普通的領域級宗師,哪怕是最頂尖的那幾個,攻擊力最多也就是徐無異承受極限的一半。
打在徐無異身上,恐怕連傷口都留不下。
「你現在的實力。」沈晉開口了,聲音沙啞但條理清晰,「已經完全有資格和神意交手了。」
他頓了頓,像是在斟酌措辭。
「不是壓制了能級的神意,是真正的、完全狀態的神意。當然,僅限於那些剛晉升不久的普通神意。」
徐無異聽著,沒有說話。
沈晉繼續說:「神意和領域最大的區別,是精神和肉身的統一,這種統一帶來的提升是全面的。」
「力量、速度、防禦、恢復、感知,每一樣都會大幅提升。更重要的是,神意的每一次攻擊都同時作用於對手的精神和肉體,這是領域級無法比擬的優勢。」
他抬起右手,食指在空氣中輕輕一點。
「但神意也有強弱之分。剛晉升的神意,精神和肉身的統一還不夠徹底,神意特性的加持還不夠強。他們的攻擊雖然能同時作用於精神和肉體,但強度有限。」
他收回手指,指了指徐無異。
「你的肉身太強了。強到普通神意的精神攻擊打在你身上,你根本感覺不到。
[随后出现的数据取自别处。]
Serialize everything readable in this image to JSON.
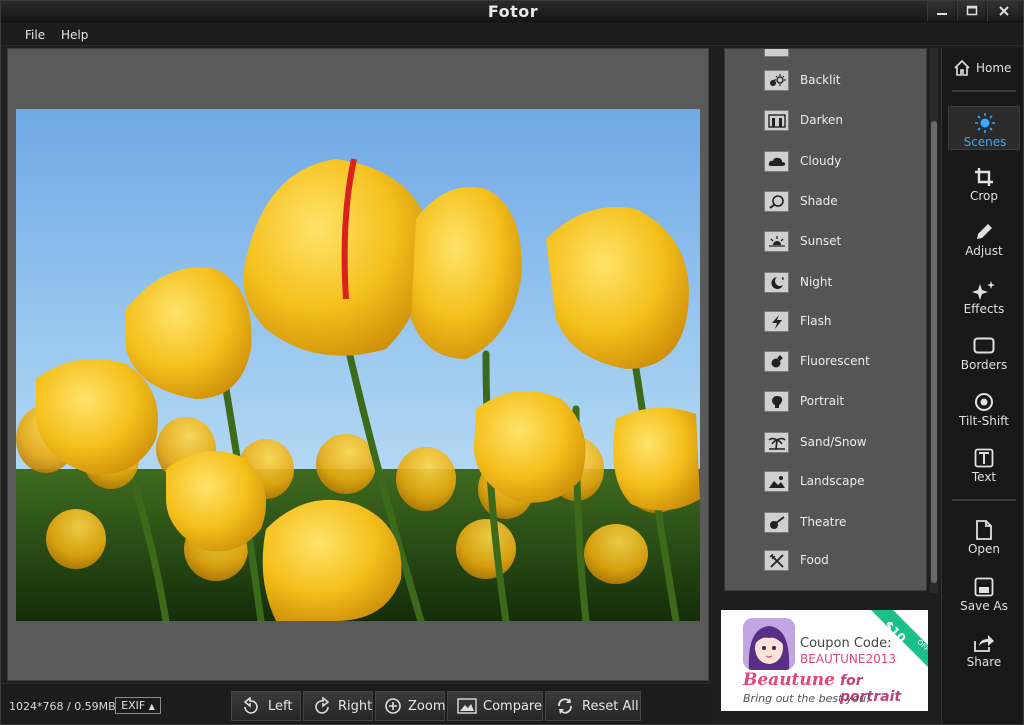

強到他們的肉體攻擊打在你身上,你幾秒之內就能恢復。而你的體力幾乎無窮無盡,你的恢復速度快到他們打不死你。」
他頓了頓,聲音變得更加認真。
「但反過來,你的爆發力也不足以重創神意武者。你的拳頭確實重,打在普通領域級身上,一拳就能結束戰鬥。」
「神意的肉身經過了精神和肉身的統一,強度遠超領域級。你的拳頭打在他們身上,能讓他們受傷,能讓他們後退,但無法一擊重創,更無法一擊必殺。」
他靠在椅背上,長長地吐出一口氣。
「所以你和普通神意之間,大概在伯仲之間。他們打不死你,你也留不住他們。如果他們想走,你追不上。如果你陷入苦戰,他們也耗不過你。」
徐無異點了點頭,這個評價和他自己的判斷差不多。
他的優勢是肉身和恢復,劣勢是爆發力不足。面對普通神意,他立於不敗之地,但也難以取勝。
這是一個不上不下的位置,比他強的人有,但能穩勝他的人已經不多了。
沈晉看著他,目光裡帶著一種深沉的期許。